This patch introduces the ability to check extent items.
This check involves:
- key->objectid check
Basic alignment check.
- key->type check
Against btrfs_extent_item::type and SKINNY_METADATA feature.
- key->offset alignment check for EXTENT_ITEM
- key->offset check for METADATA_ITEM
- item size check
Both against minimal size and stepping check.
- btrfs_extent_item check
Checks its flags and generation.
- btrfs_extent_inline_ref checks
Against 4 types inline ref.
Checks bytenr alignment and tree level.
- btrfs_extent_item::refs check
Check against total refs found in inline refs.

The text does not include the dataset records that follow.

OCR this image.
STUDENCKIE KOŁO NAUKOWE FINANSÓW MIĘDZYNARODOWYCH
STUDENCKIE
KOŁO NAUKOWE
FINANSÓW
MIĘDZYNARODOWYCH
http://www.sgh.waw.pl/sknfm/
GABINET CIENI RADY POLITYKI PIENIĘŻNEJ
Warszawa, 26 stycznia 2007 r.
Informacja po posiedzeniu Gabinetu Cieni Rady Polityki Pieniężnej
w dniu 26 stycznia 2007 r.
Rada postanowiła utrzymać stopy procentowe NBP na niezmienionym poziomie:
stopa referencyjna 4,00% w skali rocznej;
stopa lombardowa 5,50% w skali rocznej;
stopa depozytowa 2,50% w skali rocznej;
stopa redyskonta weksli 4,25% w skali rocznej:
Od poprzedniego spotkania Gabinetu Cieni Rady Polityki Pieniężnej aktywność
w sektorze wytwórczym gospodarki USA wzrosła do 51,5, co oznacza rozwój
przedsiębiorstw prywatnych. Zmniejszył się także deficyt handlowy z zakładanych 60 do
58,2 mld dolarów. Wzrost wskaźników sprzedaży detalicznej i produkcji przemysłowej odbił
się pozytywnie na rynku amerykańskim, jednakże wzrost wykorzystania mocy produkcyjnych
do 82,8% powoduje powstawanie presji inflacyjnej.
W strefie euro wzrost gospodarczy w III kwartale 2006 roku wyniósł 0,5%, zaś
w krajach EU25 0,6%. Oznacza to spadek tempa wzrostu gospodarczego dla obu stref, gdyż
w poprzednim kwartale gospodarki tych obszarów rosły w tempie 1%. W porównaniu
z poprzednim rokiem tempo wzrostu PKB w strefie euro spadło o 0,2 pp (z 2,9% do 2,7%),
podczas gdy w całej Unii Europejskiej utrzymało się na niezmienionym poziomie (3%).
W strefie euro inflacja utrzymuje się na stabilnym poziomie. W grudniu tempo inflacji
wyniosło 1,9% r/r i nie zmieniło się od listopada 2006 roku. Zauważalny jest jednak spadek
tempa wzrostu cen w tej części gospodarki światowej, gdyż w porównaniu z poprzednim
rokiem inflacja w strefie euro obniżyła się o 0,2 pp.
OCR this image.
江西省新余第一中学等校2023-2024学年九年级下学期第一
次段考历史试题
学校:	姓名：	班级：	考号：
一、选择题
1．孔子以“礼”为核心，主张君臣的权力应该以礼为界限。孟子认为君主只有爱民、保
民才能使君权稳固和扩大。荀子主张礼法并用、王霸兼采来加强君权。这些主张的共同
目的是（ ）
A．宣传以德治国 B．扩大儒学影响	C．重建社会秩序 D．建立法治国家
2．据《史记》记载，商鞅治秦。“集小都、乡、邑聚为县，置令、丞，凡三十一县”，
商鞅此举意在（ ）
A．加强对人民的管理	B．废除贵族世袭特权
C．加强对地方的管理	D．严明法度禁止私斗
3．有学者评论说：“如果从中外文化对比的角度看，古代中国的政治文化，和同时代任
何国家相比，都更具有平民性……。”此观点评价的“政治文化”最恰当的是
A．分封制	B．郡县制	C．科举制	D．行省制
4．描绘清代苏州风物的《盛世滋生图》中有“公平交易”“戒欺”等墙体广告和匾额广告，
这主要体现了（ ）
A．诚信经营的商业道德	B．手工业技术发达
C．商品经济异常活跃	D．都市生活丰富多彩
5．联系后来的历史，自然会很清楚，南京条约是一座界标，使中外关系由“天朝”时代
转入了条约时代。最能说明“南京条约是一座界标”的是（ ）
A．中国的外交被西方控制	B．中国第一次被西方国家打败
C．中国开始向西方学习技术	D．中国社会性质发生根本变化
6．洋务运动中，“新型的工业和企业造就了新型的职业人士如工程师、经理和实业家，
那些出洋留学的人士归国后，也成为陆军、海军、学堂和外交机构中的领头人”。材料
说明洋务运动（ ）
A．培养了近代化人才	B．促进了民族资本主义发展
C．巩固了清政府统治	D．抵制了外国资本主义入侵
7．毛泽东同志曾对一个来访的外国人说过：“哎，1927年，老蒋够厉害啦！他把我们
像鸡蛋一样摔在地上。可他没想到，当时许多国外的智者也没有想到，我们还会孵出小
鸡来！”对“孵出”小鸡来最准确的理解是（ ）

This check would be the most complex single item check due to its nature
of inlined items.
Signed-off-by: Qu Wenruo <w...@suse.com>
---
fs/btrfs/tree-checker.c | 250 ++++++++++++++++++++++++++++++++++++++++
1 file changed, 250 insertions(+)
diff --git a/fs/btrfs/tree-checker.c b/fs/btrfs/tree-checker.c
index 71bbbce3076d..c1b241aab595 100644
--- a/fs/btrfs/tree-checker.c
+++ b/fs/btrfs/tree-checker.c
@@ -899,6 +899,252 @@ static int check_root_item(struct extent_buffer *leaf,
struct btrfs_key *key,
return 0;
}
+__printf(3,4)
+__cold
+static void extent_err(const struct extent_buffer *eb, int slot,
+ const char *fmt, ...)
+{
+ struct btrfs_key key;
+ struct va_format vaf;
+ va_list args;
+ u64 bytenr;
+ u64 len;
+
+ btrfs_item_key_to_cpu(eb, &key, slot);
+ bytenr = key.objectid;
+ if (key.type == BTRFS_METADATA_ITEM_KEY)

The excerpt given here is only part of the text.